This section is from the book "Time Saving Cookery", by Sarah Field Splint. Also available from Amazon: Time Saving Cookery.
TODAY it is not necessary for the homemaker "to arise while it is yet night" in order to prepare a satisfying, inviting breakfast for her family. She cooks her cereal the night before in the double-boiler or puts it in the tireless cooker, so that in the morning she has nothing to do but heat it. Or else she uses one of several excellent dry cereals. Her fruit, too, is made ready the day before. If for any reason she has been prevented from doing this she falls back on that well-stocked supply shelf of hers. Some of the popular breakfast fruits and cereals which can be procured almost anywhere are:
Canned apple sauce, apricots, rhubarb; dried prunes, apricots, apples, peaches (require soaking overnight).

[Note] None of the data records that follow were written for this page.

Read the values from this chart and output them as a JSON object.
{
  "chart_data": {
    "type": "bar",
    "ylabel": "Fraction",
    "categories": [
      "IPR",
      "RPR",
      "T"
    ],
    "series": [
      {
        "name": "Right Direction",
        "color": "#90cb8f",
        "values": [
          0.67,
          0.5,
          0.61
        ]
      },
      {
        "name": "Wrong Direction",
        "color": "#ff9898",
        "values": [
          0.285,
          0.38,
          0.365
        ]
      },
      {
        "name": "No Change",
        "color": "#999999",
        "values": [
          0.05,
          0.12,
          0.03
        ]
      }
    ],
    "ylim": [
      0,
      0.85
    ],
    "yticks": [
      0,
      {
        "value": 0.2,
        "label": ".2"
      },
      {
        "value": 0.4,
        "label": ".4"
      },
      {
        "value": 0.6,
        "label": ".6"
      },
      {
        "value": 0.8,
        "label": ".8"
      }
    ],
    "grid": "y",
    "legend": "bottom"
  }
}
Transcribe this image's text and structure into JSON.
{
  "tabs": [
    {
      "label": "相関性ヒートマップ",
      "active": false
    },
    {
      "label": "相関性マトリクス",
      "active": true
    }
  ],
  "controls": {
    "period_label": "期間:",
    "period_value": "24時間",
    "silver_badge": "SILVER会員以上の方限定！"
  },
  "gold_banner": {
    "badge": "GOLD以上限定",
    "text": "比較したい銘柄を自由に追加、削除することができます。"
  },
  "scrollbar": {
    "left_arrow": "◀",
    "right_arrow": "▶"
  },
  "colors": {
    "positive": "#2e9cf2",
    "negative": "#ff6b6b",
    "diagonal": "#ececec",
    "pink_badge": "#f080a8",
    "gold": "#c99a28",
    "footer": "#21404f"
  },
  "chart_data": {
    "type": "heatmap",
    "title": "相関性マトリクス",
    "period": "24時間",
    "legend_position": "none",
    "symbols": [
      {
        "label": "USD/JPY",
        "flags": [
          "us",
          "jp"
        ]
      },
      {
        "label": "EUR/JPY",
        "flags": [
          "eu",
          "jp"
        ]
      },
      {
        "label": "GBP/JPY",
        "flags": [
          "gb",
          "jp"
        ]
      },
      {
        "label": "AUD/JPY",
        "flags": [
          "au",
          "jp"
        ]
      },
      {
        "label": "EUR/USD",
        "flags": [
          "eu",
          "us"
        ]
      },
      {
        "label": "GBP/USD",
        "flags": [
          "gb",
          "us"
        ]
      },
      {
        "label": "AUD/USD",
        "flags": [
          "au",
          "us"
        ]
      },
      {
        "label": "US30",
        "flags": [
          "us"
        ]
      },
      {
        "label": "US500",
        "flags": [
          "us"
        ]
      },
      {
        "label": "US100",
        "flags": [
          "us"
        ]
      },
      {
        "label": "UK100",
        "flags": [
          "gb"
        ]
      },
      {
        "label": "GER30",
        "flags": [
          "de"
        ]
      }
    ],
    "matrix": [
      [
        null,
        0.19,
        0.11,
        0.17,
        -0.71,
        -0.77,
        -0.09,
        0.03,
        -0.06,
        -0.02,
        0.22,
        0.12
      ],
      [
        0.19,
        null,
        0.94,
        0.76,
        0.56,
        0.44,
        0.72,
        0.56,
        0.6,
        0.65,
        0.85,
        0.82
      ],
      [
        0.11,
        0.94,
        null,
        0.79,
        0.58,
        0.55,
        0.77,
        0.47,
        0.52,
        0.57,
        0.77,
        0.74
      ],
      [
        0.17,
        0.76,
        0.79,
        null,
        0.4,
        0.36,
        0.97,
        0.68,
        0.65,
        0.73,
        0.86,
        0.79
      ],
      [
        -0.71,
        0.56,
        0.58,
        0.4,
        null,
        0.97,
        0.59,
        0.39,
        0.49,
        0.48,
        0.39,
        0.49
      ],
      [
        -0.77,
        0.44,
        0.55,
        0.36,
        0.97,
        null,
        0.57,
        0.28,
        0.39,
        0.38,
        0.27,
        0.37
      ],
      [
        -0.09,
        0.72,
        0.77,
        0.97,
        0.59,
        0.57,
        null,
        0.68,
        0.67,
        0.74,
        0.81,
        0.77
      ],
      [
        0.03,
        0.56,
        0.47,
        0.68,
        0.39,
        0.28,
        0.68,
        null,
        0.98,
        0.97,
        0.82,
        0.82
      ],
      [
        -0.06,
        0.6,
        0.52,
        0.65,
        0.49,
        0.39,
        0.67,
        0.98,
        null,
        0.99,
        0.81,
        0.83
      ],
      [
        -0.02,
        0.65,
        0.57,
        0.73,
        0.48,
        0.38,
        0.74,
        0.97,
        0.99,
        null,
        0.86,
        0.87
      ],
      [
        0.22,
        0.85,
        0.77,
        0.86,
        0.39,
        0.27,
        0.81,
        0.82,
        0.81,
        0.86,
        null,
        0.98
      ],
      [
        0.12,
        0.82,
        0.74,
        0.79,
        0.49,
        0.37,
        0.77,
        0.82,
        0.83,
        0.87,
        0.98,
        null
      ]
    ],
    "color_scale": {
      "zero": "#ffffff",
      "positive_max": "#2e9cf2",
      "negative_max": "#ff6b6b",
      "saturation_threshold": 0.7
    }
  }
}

Apple butter, orange marmalade, jams.
Shredded wheat, puffed rice and wheat, cornflakes, grape-nuts.
Farina, cream of wheat, rice, quick oatmeals.
For a change try cooking or serving fruit and cereal together for breakfast. Chopped dates, raisins, figs and prunes can be added to any cooked cereal. Canned fruits are attractive with such ready-to-serve foods as shredded wheat and grape-nuts.
Toast accompanied by preserves and jams offers another quick way of serving fruit.
With forethought, there can be enough left-over cooked cereal from one day to slice and brown in the pan for breakfast the next day. Serve with sirup.